After 10 years, the North American Connectathon is hitting an impressive stride, Integrating the Healthcare Enterprise organizers say. As the size of the IHE interoperability demonstration continues to grow, this year's participants won the admiration of event leaders because they were "confident, well-prepared and cooperative."
The 2009 Connectathon Conference on Feb. 24 featured 350 engineers and technical support staff from 72 vendors and three universities sitting shoulder-to-shoulder at long tables in a basement show hall of the Chicago Hyatt Regency. The interoperability demonstration tested more than 170 profiles, compared to just one the first year and 12 in 2003.
"The vendors were better prepared this year - this group hit the ground running," observed Stephen Moore, demonstration coordinator and research assistant professor with the Mallinckrodt Institute of Radiology in St. Louis. "In previous years they had more questions about the network than the applications and that wasn't the case this year."
To be sure, "there is more confidence" this year, agreed Charles Parisot, manager of architecture and standards for GE Healthcare and board member for the Electronic Health Records Vendor Association.
"Tremendous progress has been made and it will only accelerate," he said. "This is the real coming of age for interoperability, the result of a lot of hard work."
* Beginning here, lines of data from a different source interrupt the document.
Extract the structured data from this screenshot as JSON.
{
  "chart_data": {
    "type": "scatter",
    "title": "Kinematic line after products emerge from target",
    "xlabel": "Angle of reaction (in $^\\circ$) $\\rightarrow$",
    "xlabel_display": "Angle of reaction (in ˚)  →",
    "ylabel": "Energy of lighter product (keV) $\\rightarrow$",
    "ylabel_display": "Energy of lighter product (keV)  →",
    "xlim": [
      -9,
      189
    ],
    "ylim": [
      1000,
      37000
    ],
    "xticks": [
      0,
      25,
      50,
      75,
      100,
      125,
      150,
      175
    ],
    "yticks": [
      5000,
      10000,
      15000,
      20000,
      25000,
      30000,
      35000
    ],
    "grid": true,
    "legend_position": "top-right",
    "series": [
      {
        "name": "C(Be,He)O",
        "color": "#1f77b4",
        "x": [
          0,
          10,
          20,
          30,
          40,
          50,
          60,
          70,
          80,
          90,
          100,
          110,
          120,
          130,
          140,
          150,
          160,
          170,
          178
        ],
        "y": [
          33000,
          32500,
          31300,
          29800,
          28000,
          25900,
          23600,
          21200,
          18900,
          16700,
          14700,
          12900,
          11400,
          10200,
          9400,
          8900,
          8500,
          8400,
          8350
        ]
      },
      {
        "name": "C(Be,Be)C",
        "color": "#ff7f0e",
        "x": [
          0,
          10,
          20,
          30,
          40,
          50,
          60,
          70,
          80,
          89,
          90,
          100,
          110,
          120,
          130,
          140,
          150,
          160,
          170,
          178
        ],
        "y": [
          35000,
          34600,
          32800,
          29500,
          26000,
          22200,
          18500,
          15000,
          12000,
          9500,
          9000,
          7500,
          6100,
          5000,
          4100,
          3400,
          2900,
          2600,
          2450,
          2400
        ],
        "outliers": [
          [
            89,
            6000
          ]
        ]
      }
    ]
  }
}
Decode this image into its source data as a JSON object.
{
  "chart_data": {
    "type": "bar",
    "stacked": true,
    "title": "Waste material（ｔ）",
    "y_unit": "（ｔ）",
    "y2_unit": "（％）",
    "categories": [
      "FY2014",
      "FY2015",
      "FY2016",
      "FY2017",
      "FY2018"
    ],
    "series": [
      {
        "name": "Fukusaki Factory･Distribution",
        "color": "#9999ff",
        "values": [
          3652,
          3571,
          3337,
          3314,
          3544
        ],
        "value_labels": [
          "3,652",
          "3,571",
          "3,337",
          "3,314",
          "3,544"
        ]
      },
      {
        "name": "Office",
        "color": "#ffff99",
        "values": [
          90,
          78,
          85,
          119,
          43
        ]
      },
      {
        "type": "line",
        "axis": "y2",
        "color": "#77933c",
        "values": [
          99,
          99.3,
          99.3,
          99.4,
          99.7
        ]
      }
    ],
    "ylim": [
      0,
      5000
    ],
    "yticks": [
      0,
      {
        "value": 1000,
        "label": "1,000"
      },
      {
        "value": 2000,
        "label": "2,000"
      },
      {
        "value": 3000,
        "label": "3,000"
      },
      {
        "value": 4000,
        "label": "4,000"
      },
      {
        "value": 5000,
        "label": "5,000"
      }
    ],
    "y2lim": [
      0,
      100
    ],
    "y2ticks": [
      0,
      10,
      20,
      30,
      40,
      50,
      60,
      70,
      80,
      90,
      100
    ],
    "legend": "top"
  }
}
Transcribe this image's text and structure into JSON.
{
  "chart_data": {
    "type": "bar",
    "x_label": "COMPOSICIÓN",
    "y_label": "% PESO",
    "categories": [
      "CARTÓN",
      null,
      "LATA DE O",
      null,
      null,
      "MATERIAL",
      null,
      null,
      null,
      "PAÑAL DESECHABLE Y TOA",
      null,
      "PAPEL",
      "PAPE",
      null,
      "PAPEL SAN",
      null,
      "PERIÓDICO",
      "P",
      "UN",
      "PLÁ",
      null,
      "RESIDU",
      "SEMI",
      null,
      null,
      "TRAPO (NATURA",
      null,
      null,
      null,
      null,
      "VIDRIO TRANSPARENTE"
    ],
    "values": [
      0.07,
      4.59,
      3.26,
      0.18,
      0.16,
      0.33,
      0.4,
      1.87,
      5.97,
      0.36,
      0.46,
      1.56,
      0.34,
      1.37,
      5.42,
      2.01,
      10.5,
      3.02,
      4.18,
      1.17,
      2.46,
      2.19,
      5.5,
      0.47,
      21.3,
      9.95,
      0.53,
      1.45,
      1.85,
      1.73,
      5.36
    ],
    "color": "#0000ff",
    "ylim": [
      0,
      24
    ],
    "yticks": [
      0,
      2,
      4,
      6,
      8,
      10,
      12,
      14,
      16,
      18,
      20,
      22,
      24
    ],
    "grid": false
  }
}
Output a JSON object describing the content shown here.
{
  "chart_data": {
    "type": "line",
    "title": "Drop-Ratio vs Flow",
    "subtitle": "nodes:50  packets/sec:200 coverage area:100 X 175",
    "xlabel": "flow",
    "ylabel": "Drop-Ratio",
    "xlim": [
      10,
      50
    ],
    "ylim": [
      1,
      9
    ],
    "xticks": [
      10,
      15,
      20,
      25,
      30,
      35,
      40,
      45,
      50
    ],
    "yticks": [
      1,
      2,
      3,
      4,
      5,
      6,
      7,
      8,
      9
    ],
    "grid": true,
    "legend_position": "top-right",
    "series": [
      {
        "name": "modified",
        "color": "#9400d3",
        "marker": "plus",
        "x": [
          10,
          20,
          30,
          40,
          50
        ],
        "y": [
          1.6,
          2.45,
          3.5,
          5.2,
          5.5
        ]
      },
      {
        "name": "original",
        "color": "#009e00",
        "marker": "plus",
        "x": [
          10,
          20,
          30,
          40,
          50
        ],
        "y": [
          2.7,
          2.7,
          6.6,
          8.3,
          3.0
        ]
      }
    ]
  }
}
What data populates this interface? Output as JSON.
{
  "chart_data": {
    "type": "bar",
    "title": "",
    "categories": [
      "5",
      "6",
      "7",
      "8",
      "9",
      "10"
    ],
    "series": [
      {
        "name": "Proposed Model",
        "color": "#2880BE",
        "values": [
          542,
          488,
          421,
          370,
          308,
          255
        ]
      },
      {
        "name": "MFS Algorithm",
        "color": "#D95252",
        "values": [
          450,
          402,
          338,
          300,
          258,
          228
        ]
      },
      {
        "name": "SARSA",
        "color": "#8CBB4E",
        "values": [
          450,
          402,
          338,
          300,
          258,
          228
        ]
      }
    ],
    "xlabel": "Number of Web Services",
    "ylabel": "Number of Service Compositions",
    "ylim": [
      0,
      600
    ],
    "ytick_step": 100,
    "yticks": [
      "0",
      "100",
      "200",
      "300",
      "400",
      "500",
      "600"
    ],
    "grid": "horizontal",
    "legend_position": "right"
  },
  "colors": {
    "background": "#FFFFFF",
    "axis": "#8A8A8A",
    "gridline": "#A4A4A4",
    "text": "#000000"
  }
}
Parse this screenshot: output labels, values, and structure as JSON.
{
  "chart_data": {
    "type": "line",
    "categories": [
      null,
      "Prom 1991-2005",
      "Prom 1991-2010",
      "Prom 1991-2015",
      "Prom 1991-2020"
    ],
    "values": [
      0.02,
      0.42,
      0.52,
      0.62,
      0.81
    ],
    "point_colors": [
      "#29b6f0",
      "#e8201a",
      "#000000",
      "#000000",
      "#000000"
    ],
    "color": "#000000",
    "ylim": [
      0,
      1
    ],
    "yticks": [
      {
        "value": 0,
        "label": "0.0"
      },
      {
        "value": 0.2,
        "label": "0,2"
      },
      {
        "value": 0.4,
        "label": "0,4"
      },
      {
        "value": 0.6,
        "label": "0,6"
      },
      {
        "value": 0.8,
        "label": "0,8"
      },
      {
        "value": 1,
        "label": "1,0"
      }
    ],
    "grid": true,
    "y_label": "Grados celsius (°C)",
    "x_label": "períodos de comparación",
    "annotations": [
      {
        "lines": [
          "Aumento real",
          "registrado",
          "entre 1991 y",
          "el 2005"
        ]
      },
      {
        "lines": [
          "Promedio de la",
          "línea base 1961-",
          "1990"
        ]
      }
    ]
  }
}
IHE co-chairs Elliot Sloane and David Mendelson, MD, oversaw the proceedings. Sloane, assistant professor with the Villanova School of Business, used a cruise ship analogy to compare the Connectathon and the Interoperability Showcase at HIMSS09, April 4-8, in Chicago.
"The Connectathon is the 'coal room' tour while the Interoperability Showcase is the 'leisure deck,'" he said. More than half of the participating vendors - 49 - will take part in the Interoperability Showcase.
Among the things that have impressed Sloane the most about the Connectathon's progress is how the profiles have expanded to include medical devices such as infusion pumps and anesthesia monitors, along with what he calls "a spirit of cooperation" among competing vendors.
"The engineers and technical people from competing companies have forged relationships to the point where they have each others' cell phone numbers," he said.
Sloane stopped short of saying the heavy lifting has been done on making interoperability a reality for healthcare.
"Some heavy lifting has been done, but certainly not all," he said. "The foundation has been laid."
Mendelson, chief of clinical informatics and director of radiology information systems for Mount Sinai Medical Center in New York, observed that the progress could be measured in the type of tests being conducted.
"It is very much real world now," he said. "It's about determining which profiles are useful in the real world and which ones may not be."
Demonstration docents Mike Nusbaum and Mike Glickman said the serious commitment by vendors is making a huge difference in moving the interoperability project forward.
"We're talking about tens of thousands of transactions and 11,200 engineer hours, equaling $1 million in time investment by vendors," said Nusbaum, IHE International board director and president of Victoria, BC-based M.H. Nusbaum & Associates.
Glickman, president of Rockville, MD-based Computer Network Architects, said the key to success is "a massive amount of testing - you can't do too much testing."
In recent years, the Connectathon has gone international, with demonstrations now held in Europe and Asia along with the North American event.